Jul 27 05:23:15 system-test-03-cc30210035-node-2 flanneld[27730]: E0727 05:23:15.200382   27730 iptables.go:307] Failed to bootstrap IPTables: failed to apply partial iptables-restore unable to run iptables-restore (, ): exit status 4
Jul 27 05:23:15 system-test-03-cc30210035-node-2 flanneld[27730]: I0727 05:23:15.245615   27730 iptables.go:421] Some iptables rules are missing; deleting and recreating rules
Jul 27 05:23:15 system-test-03-cc30210035-node-2 flanneld[27730]: E0727 05:23:15.276349   27730 iptables.go:307] Failed to bootstrap IPTables: failed to apply partial iptables-restore unable to run iptables-restore (, ): exit status 4
Jul 27 05:23:15 system-test-03-cc30210035-node-2 flanneld[27730]: E0727 05:23:15.313107   27730 iptables.go:320] Failed to ensure iptables rules: error setting up rules: failed to apply partial iptables-restore unable to run iptables-re
store (, ): exit status 4
Jul 27 05:23:15 system-test-03-cc30210035-node-2 flanneld[27730]: I0727 05:23:15.320792   27730 iptables.go:421] Some iptables rules are missing; deleting and recreating rules
Jul 27 05:23:15 system-test-03-cc30210035-node-2 flanneld[27730]: I0727 05:23:15.491607   27730 iptables.go:283] bootstrap done 

The firewall rules, for which it was failing, we tried to manually execute iptables-restore for the same.
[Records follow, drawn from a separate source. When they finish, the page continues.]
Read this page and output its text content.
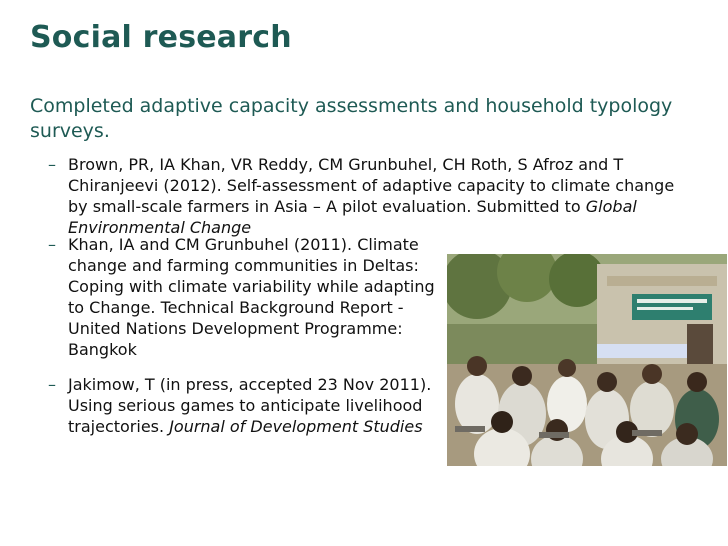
Social research
Completed adaptive capacity assessments and household typology surveys.
– Brown, PR, IA Khan, VR Reddy, CM Grunbuhel, CH Roth, S Afroz and T Chiranjeevi (2012). Self-assessment of adaptive capacity to climate change by small-scale farmers in Asia – A pilot evaluation. Submitted to Global Environmental Change
– Khan, IA and CM Grunbuhel (2011). Climate change and farming communities in Deltas: Coping with climate variability while adapting to Change. Technical Background Report - United Nations Development Programme: Bangkok
– Jakimow, T (in press, accepted 23 Nov 2011). Using serious games to anticipate livelihood trajectories. Journal of Development Studies
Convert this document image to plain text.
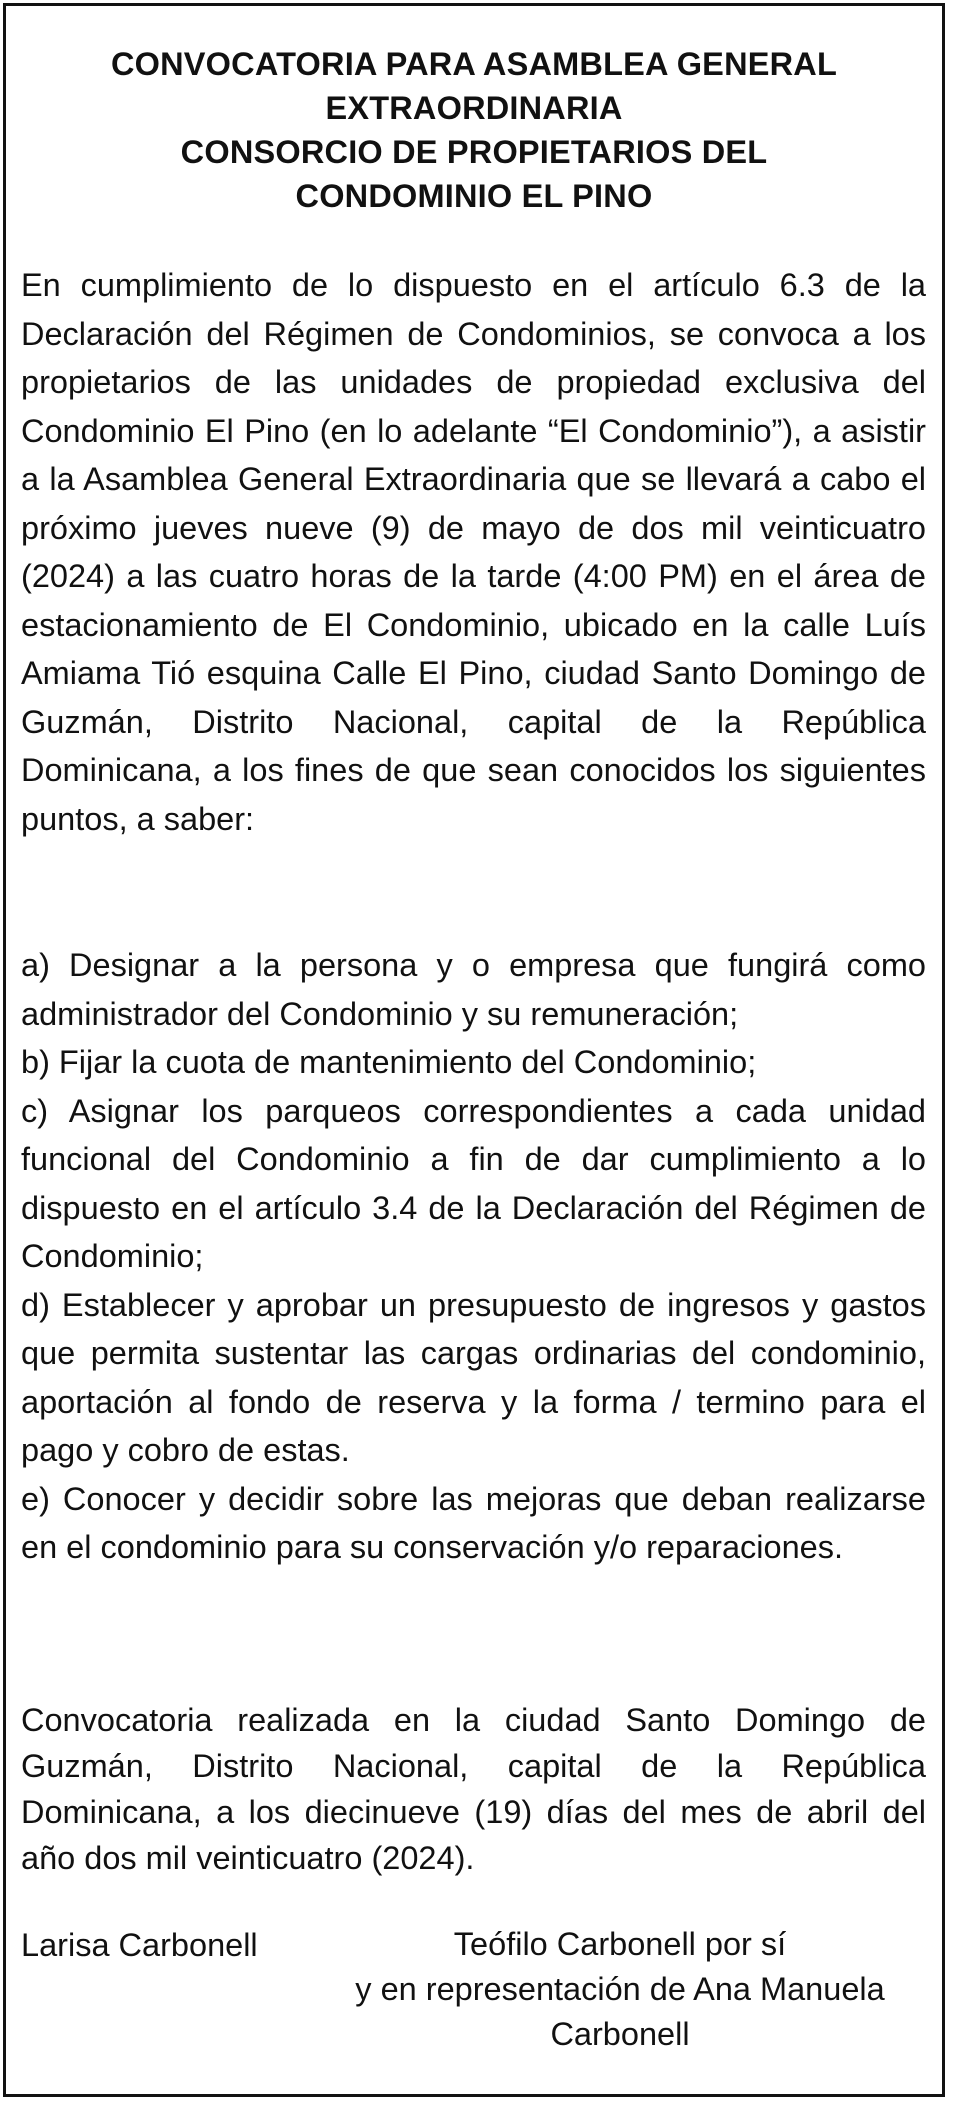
CONVOCATORIA PARA ASAMBLEA GENERAL
EXTRAORDINARIA
CONSORCIO DE PROPIETARIOS DEL
CONDOMINIO EL PINO
En cumplimiento de lo dispuesto en el artículo 6.3 de la Declaración del Régimen de Condominios, se convoca a los propietarios de las unidades de propiedad exclusiva del Condominio El Pino (en lo adelante “El Condominio”), a asistir a la Asamblea General Extraordinaria que se llevará a cabo el próximo jueves nueve (9) de mayo de dos mil veinticuatro (2024) a las cuatro horas de la tarde (4:00 PM) en el área de estacionamiento de El Condominio, ubicado en la calle Luís Amiama Tió esquina Calle El Pino, ciudad Santo Domingo de Guzmán, Distrito Nacional, capital de la República Dominicana, a los fines de que sean conocidos los siguientes puntos, a saber:
a) Designar a la persona y o empresa que fungirá como administrador del Condominio y su remuneración;
b) Fijar la cuota de mantenimiento del Condominio;
c) Asignar los parqueos correspondientes a cada unidad funcional del Condominio a fin de dar cumplimiento a lo dispuesto en el artículo 3.4 de la Declaración del Régimen de Condominio;
d) Establecer y aprobar un presupuesto de ingresos y gastos que permita sustentar las cargas ordinarias del condominio, aportación al fondo de reserva y la forma / termino para el pago y cobro de estas.
e) Conocer y decidir sobre las mejoras que deban realizarse en el condominio para su conservación y/o reparaciones.
Convocatoria realizada en la ciudad Santo Domingo de Guzmán, Distrito Nacional, capital de la República Dominicana, a los diecinueve (19) días del mes de abril del año dos mil veinticuatro (2024).
Larisa Carbonell	Teófilo Carbonell por sí
y en representación de Ana Manuela
Carbonell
Then also ran into the issue:

$ cat test1.txt
*filter
-D FORWARD -m comment --comment "flanneld forward" -j FLANNEL-FWD
-A FORWARD -m comment --comment "flanneld forward" -j FLANNEL-FWD
-A FLANNEL-FWD -s 192.168.192.0/18 -m comment --comment "flanneld forward" -j ACCEPT
-A FLANNEL-FWD -d 192.168.192.0/18 -m comment --comment "flanneld forward" -j ACCEPT
COMMIT

$ sudo iptables-restore < test1.txt
iptables-restore v1.4.21: Couldn't load target `FLANNEL-FWD':No such file or directoryError occurred at line: 2
Try `iptables-restore -h' or 'iptables-restore --help' for more information. 

Your Environment

  • Flannel version: 0.22.0
  • Backend used (e.g. vxlan or udp): VXLAN
  • Etcd version: 3.5.8
  • Kubernetes version (if used): 1.27.3
  • Operating System and version: CentOS Linux release 7.9.2009 (Core)
  • Link to your project (optional):

About this issue

  • Original URL
  • State: open
  • Created a year ago
  • Comments: 23 (15 by maintainers)

Most upvoted comments

Right now when a new nodes is added to the cluster flannel will call that part of the code that you mentioned where it adds the MAC address that it get from the etcd entry. MAC address of an interface shouldn’t change if you somehow didn’t force that change. I am doing some tests to check if there are strange cases where it applies.